Second quarter gross domestic product (GDP) was revised higher to 4.2% from 4.1% and most economists predict that GDP will increase by at least 3% in the third quarter. Consumer spending rose in July in line with expectations while the core personal consumption expenditures (PCE) index, the Federal Reserve’s preferred measure of inflation, rose slightly and was 2% on a year over year basis, matching the Fed’s target rate. Pending home sales fell for the seventh straight month in July as a shortage of homes for sale was driving up home prices and making them unaffordable for prospective buyers. Consumer confidence rose in August to the highest level since October 2000 and the final monthly reading of the University of Michigan consumer sentiment index was better than expected but at its lowest level since January. Weekly jobless claims rose 3,000 to 213,000, slightly higher than expected, but layoffs still remain at the lowest levels in nearly 50 years.

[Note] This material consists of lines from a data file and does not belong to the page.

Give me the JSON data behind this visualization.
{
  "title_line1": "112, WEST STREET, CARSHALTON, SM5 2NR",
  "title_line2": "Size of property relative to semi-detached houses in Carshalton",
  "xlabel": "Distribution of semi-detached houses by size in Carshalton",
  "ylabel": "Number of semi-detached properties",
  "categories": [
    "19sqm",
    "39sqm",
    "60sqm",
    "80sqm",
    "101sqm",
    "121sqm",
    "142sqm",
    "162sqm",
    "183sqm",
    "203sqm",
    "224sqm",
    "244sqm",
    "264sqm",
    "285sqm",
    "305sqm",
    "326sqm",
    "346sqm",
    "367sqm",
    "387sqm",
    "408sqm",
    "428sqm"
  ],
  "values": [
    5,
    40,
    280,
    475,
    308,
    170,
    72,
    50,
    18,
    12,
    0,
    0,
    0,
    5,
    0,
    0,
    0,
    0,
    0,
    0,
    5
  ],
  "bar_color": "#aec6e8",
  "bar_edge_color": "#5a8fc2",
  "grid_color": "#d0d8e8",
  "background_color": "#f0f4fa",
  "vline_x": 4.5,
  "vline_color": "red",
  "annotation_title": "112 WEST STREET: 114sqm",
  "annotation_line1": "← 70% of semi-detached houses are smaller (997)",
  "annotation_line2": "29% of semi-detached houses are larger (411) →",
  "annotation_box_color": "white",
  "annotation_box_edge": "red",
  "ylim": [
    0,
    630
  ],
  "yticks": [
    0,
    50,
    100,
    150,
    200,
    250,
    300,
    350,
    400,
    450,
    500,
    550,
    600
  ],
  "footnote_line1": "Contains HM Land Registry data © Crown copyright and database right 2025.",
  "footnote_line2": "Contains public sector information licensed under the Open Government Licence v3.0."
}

For the week, the Dow Jones Industrial Average added 0.7% to close at 25,964 and the S&P 500 Index gained 0.9% to close at 2,901. The Nasdaq Composite Index climbed 2.1% to close at 8,109.
The most important piece of economic data this week will be the August employment report, which is expected to show that about 187,000 new jobs were created and that the unemployment rate dipped to 3.8% from 3.9%. Average hourly earnings are expected to rise less than 3% year over year, helping confirm the view that inflation remains under control. July construction spending is forecast to increase modestly while July factory orders are forecast to fall slightly. Both the Institute for Supply Management (ISM) manufacturing index and non-manufacturing index or services sector index are expected to remain solidly in expansion territory.
Among the most notable companies scheduled to report earnings this week are Barnes & Noble, Gamestop, Casey’s General Stores, Vera Bradley, Broadcom and Dell Technologies.
If there ever was an opportune time to invest in overseas markets, now may be the time. The U.S. stock market just completed its best August performance in years with the S&P 500 gaining 3% and the Nasdaq Composite Index climbing nearly 6%. The news cannot get much better, either, as second quarter GDP growth was revised higher, corporate earnings have been stellar, the labor market is strong and inflation remains under control. But the calendar has just turned to September and this month has been the worst month of the year for the Dow and the S&P 500 with average declines of about 1% since 1950. History has not been kind to the Nasdaq, either, as it has suffered losses as well. While corporate earnings should continue to grow for the balance of the year, the growth will not exceed the level posted in the second quarter. Valuations of U.S. stocks are also stretched as the S&P 500 currently trades at 17 times projected earnings for 2018, higher than its historical average. Interest rates are probably headed higher as it is a near-certainty that the Federal Reserve will raise the federal funds rate in September and again in December. On the other hand, interest rates are near-zero in Europe and Japan and recent economic data has been improving along with better earnings growth. Stock valuations are much lower, too, as the MSCI EAFE Index trades at about 14 times estimated forward earnings, a sizable discount to the U.S. market. Although U.S. stocks should continue to offer decent returns, a better case can be made for developed market international equities at this point in the U.S. cycle and taking into account their relative underperformance on a year-to-date basis.